Passage by the council seems unlikely; success at the polls will require a fierce battle with opponents. A similar measure was defeated in more liberal Madison, Wisconsin, last spring, 51% to 49%, after an advertising blitz by the N.R.A. “Everyone is looking for a magic solution,” says James Fendry, head of the Wisconsin Pro-Gun Movement. “We see the ban as broadcasting to gang bangers and druggies that their victims are less likely to be armed.” Noting that Wisconsin has nearly 1 million licensed hunters, Fendry doesn’t give the petition a chance. Nor does alderman Fredrick Gordon, who represents some of the most dangerous streets in the city. “We’re not being victimized by people from the N.R.A. who use weapons to shoot deer. We’re being victimized by criminals.”

Yet even in deer-hunting country — the Milwaukee Yellow Pages lists more than 30 taxidermists — attitudes are shifting. Wisconsin passed a mandatory criminal background check on handgun buyers in 1991, and Attorney General James Doyle boasts that more than 560 convicted felons have already been foiled from legally purchasing a weapon. In 1991, after a bitter debate, Milwaukee approved a seven-day waiting period to purchase handguns, and last month the city council set aside $50,000 for a gun buyback program proposed by Police Chief Philip Arreola, whose officers visit schools to hand out gun- safety comic books featuring Molly Magnum and Shorty Shotgun.

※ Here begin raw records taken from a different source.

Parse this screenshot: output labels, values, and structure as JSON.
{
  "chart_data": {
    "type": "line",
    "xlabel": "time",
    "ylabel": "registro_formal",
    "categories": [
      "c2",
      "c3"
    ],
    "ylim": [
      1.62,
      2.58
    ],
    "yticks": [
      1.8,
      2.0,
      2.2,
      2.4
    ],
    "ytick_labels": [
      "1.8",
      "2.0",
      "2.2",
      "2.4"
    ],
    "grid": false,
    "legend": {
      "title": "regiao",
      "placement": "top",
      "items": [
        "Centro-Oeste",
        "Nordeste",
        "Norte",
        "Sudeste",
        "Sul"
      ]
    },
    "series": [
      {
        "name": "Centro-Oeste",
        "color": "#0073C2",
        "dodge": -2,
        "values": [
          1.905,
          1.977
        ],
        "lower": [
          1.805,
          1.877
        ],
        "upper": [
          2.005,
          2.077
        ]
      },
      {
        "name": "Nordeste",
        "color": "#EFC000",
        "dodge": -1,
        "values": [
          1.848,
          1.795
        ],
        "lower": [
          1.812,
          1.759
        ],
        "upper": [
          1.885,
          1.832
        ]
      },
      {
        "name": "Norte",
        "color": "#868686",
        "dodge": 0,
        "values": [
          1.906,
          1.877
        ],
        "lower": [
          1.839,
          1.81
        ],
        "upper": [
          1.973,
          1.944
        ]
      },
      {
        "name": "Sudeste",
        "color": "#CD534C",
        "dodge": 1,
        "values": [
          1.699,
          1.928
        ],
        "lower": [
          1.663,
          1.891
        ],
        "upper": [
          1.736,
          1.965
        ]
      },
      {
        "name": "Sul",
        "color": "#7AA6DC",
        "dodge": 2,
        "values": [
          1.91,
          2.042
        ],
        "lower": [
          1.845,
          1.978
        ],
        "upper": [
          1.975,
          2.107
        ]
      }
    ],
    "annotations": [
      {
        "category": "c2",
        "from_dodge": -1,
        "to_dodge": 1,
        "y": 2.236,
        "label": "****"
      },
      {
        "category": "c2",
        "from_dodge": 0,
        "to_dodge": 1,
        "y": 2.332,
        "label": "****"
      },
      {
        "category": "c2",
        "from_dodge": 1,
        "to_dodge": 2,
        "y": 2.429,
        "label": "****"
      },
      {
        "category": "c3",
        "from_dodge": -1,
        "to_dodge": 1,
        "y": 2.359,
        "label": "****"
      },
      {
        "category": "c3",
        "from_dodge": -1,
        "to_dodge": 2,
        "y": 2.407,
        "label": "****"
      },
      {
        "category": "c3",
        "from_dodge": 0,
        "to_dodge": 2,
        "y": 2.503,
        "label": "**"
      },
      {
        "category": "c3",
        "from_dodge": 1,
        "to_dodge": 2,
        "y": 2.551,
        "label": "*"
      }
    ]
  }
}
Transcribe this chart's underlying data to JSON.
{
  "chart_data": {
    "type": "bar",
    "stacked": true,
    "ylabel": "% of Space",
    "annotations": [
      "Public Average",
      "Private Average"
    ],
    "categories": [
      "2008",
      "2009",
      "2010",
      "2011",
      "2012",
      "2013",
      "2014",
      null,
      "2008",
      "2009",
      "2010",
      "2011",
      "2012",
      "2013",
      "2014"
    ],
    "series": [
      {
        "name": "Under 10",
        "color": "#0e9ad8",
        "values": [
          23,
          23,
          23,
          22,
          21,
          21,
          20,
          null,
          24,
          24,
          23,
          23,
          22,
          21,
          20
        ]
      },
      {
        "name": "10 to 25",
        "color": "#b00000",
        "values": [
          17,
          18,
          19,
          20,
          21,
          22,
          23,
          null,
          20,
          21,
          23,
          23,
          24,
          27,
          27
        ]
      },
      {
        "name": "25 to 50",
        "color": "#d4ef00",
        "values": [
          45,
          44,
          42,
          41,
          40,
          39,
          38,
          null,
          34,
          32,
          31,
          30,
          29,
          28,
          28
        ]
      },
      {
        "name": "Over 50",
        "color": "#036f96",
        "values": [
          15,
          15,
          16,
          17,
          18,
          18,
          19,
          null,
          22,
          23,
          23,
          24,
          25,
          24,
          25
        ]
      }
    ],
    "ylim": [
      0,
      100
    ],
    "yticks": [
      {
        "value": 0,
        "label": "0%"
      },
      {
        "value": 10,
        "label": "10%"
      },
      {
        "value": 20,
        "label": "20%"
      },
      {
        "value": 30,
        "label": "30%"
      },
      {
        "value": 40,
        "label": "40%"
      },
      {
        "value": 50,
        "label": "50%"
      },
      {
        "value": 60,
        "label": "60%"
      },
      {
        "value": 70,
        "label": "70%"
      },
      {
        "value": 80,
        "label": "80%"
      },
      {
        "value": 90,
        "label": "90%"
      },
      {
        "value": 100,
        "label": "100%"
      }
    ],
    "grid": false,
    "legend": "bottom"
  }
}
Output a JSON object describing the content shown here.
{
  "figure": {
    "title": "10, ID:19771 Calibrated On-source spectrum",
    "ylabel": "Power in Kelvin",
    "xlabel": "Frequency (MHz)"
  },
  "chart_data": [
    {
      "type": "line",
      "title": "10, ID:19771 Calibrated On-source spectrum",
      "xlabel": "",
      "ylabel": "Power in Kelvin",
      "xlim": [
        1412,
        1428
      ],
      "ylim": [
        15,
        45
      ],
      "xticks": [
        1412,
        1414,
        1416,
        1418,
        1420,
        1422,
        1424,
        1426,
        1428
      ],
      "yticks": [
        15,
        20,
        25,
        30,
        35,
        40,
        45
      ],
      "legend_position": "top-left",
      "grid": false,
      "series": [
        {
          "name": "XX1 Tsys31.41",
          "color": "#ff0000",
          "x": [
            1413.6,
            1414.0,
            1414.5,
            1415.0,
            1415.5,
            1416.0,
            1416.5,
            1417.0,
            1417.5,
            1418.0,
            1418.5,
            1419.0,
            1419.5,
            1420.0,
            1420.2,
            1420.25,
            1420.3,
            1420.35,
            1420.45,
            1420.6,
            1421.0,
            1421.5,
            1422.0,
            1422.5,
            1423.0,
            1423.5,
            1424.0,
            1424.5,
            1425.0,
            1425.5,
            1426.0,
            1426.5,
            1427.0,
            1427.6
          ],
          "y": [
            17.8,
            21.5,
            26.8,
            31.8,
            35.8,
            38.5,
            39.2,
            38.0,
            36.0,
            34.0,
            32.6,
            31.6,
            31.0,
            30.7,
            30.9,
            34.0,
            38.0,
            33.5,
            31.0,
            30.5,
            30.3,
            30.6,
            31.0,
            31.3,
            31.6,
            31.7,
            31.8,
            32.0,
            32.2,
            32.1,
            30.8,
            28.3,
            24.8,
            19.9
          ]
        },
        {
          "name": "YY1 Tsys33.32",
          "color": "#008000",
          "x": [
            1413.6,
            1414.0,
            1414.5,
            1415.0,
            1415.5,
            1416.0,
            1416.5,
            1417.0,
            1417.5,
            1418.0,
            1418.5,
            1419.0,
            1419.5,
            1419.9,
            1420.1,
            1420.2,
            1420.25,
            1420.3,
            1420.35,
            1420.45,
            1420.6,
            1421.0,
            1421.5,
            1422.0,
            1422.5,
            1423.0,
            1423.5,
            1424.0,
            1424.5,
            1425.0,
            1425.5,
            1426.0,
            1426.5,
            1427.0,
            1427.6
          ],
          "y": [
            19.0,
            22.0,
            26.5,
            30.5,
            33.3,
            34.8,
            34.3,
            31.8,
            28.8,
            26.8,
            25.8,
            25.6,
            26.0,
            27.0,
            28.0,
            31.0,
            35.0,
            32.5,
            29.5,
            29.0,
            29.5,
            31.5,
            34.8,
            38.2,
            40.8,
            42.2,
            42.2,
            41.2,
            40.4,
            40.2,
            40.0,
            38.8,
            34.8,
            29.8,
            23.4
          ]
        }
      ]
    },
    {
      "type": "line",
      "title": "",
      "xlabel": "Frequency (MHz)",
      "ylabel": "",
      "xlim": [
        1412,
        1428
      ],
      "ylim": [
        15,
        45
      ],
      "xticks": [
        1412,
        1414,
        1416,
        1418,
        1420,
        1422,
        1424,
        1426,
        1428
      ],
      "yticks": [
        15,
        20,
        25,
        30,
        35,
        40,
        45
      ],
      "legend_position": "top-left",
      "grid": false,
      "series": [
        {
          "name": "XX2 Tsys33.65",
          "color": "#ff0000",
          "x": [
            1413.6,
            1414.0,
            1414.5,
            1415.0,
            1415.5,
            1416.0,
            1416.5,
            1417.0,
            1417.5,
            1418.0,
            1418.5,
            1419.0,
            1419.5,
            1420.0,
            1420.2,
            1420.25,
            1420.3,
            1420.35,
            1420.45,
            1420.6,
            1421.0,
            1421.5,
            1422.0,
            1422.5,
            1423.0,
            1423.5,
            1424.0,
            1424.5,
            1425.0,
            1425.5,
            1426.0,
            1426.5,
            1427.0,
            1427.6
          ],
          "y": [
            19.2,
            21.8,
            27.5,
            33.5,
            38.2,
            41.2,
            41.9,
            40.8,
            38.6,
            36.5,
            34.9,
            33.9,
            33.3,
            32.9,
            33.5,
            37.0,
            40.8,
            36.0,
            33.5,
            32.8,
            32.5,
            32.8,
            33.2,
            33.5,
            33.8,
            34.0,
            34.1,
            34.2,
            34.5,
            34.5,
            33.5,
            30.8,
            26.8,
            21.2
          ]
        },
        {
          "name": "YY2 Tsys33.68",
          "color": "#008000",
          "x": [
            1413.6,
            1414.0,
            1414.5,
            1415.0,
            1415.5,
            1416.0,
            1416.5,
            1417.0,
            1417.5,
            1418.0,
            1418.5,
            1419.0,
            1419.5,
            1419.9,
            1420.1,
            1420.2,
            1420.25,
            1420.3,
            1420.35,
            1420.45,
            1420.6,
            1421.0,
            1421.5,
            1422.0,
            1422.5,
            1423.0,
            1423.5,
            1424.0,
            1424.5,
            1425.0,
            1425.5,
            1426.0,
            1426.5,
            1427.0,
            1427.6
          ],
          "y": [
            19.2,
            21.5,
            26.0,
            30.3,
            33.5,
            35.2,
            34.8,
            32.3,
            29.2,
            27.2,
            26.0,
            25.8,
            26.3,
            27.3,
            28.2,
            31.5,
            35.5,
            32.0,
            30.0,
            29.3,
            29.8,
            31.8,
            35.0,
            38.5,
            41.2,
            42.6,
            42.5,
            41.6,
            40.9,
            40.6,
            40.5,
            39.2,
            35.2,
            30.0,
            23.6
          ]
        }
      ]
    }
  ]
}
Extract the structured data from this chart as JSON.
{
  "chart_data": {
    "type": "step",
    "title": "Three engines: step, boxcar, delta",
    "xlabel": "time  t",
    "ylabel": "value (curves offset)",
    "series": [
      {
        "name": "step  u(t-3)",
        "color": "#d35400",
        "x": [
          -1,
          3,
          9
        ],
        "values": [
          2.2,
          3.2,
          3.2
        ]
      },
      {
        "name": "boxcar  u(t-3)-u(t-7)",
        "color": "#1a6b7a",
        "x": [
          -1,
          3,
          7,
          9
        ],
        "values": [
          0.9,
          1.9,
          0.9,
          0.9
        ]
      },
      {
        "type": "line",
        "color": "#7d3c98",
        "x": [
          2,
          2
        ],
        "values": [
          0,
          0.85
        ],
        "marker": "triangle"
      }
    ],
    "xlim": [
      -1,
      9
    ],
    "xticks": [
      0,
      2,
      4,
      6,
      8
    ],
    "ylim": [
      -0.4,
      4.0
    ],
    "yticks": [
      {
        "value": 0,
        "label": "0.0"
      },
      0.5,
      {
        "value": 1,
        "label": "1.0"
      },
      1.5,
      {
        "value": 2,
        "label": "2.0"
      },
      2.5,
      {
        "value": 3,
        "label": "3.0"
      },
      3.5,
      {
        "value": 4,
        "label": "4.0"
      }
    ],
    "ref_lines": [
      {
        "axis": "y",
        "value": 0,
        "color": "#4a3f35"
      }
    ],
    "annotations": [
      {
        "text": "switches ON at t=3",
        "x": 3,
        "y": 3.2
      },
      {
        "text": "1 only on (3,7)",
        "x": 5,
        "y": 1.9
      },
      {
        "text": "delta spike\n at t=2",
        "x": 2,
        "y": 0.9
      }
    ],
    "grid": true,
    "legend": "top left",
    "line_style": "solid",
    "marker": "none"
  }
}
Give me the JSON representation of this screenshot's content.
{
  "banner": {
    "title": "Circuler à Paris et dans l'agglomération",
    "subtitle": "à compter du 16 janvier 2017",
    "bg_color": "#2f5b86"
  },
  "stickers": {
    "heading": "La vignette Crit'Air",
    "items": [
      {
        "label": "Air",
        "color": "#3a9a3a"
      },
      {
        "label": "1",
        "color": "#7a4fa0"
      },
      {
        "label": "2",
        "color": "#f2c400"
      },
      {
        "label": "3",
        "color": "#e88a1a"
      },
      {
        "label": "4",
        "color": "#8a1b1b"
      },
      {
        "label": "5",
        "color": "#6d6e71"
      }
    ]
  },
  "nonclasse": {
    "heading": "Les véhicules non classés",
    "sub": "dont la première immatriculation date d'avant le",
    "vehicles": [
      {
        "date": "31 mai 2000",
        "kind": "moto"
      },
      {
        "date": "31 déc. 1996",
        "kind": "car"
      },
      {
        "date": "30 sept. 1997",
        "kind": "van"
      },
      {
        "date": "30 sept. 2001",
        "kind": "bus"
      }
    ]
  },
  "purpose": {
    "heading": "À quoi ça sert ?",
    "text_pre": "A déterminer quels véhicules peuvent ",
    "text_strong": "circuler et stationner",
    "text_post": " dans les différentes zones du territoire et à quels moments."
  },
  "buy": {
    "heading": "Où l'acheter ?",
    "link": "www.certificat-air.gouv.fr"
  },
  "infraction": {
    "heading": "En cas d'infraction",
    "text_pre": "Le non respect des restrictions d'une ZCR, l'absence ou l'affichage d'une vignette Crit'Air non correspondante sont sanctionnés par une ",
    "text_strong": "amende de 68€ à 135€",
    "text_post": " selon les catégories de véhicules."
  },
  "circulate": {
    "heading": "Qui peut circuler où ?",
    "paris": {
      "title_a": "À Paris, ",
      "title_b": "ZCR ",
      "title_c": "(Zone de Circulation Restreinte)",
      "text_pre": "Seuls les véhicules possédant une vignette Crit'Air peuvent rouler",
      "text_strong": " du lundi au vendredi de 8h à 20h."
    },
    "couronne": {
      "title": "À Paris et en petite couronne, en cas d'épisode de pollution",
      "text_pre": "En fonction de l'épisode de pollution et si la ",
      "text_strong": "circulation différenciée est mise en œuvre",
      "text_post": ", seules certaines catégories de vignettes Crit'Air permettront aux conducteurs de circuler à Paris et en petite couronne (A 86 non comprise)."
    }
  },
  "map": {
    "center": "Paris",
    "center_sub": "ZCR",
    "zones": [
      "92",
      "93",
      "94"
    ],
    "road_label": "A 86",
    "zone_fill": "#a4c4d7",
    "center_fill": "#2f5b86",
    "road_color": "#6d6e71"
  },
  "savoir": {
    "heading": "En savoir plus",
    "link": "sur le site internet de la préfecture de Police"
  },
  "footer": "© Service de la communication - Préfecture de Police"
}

In a Milwaukee Journal poll last April, 65% of city residents favored a ban on handguns and assault weapons. “In this climate it’s actually possible that a handgun ban might pass in Milwaukee,” says Mayor John Norquist, a Democrat. “I’ll vote for it, even though it won’t do much.” Norquist prefers strict liability laws for manufacturers, more gun controls and tougher sentences for gun violations. “The Brady bill is an important first step,” he says. “I’m encouraged because guns are becoming unfashionable, even creepy.”

Certainly they are losing some of their luster in Milwaukee. Since October local activists have held prayer vigils at the sites of recent homicides. Last Thursday more than 500 residents gathered for a two-day seminar on youth violence, some sporting red anti-handgun buttons. “We have to take steps to stop these guns from pouring into our communities,” said Attorney General – Doyle, addressing the crowd. Banners listed the names of youths killed in the past four years — kids like Kendra Miles, 15, shot in the chest in October, allegedly by a 14-year-old boy while standing on her front porch; Monte Fuller, 12, shot in the mouth this fall in a drive-by; Charles Brenson, 15, shot dead last month after refusing to surrender his ski jacket and shoes. Three days after Brenson’s death, on Thanksgiving, Torey Dyson, 18, was shot in the chest. He collapsed on the sidewalk in front of a large peace mural featuring doves, a rainbow and a plea for peace in Milwaukee.